At Vanderbilt, where the two studies ran, “we’ve changed our practice and are transitioning from primarily using saline to primarily balanced crystalloid,” Dr. Semler said in a video interview. The main limitation to changing practice now because of the results is that the two trials both ran at a single center.

The findings Dr. Semler reported came from the Isotonic Solutions and Major Adverse Renal Events Trial (SMART), which randomized 7,860 ICU patients to treatment with 0.9% saline fluid and 7,942 ICU patients to treatment with balanced crystalloid fluid, either lactated Ringer’s or Plasma-Lyte A. The study’s primary endpoint was the combined 30-day rate of in-hospital death, incident need for renal replacement therapy, or at least a doubling of the patient’s baseline creatinine level, a marker of persistent renal dysfunction.

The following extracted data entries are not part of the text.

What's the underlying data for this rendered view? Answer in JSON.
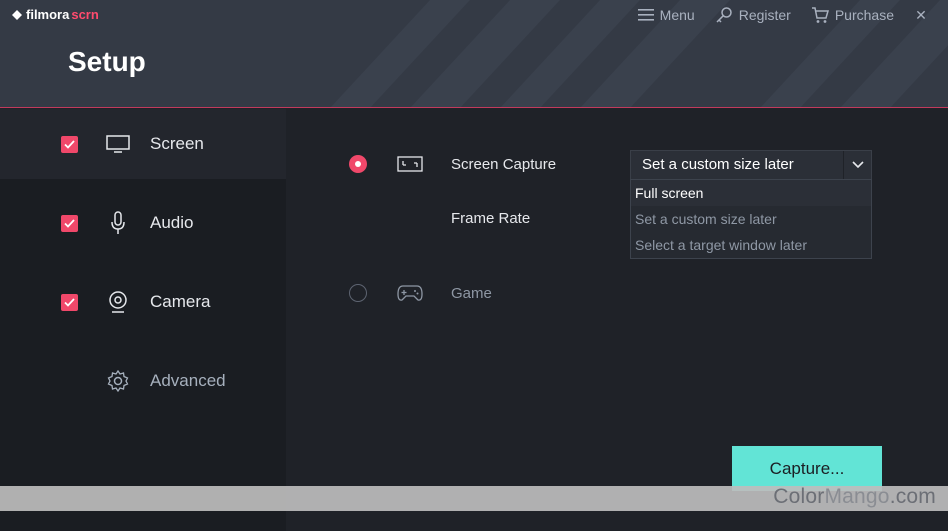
{
  "app": {
    "logo_text": "filmora",
    "logo_accent": "scrn",
    "title": "Setup"
  },
  "topnav": {
    "menu_label": "Menu",
    "register_label": "Register",
    "purchase_label": "Purchase",
    "close_glyph": "✕"
  },
  "sidebar": {
    "items": [
      {
        "label": "Screen",
        "icon": "monitor-icon",
        "checked": true
      },
      {
        "label": "Audio",
        "icon": "microphone-icon",
        "checked": true
      },
      {
        "label": "Camera",
        "icon": "webcam-icon",
        "checked": true
      },
      {
        "label": "Advanced",
        "icon": "gear-icon",
        "checked": false
      }
    ]
  },
  "main": {
    "screen_capture_label": "Screen Capture",
    "frame_rate_label": "Frame Rate",
    "game_label": "Game",
    "capture_select": {
      "value": "Set a custom size later",
      "options": [
        "Full screen",
        "Set a custom size later",
        "Select a target window later"
      ]
    },
    "capture_button": "Capture..."
  },
  "watermark": {
    "part1": "Color",
    "part2": "Mango",
    "part3": ".com"
  },
  "colors": {
    "accent_pink": "#f0486a",
    "capture_teal": "#62e4d6",
    "header_bg": "#343a45"
  }
}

This outcome occurred in 14.3% of patients on balanced crystalloid fluid and 15.4% on saline, a 1.1% statistically significant absolute difference. The endpoint components showed that patients treated with balanced crystalloid had 0.8% less in-hospital death and 0.4% less incident renal replacement therapy; both of these between-group differences were close to having statistical significance. The two treatment groups showed less difference in the rate of persistent renal dysfunction.

The second trial had an identical design but ran instead in the emergency department. The Saline Against Lactated Ringers or Plasmalyte in the Emergency Department (SALT-ED) trial randomized 6,708 to receive balanced crystalloid and 6,639 to receive saline. The combined primary renal endpoint was 0.9% less frequent with balanced crystalloid fluid, a statistically significant difference, Dr. Self, an emergency medicine physician at Vanderbilt, reported at the meeting. In this study the between-group differences for both incident renal replacement therapy and persistent renal dysfunction were statistically significant in favor of balanced crystalloid, but the between-group mortality difference was not significantly different.

The reason why balanced crystalloid fluid produced better renal outcomes than saline remains unclear. Both Dr. Semler and Dr. Self noted that the two balanced crystalloid fluids used in the study have chloride levels that closely match normal plasma levels, but the chloride concentration in 0.9% saline is about 50% higher than plasma. Some researchers have hypothesized, based on animal findings, that this difference may influence inflammation, blood pressure, acute kidney injury, and renal vasoconstriction.

The SMART and SALT-ED trials received no commercial funding. Dr. Semler had no disclosures. Dr. Self has been a consultant to Abbott Point of Care, BioTest, Cempra, Ferring, Gilead, and Pfizer.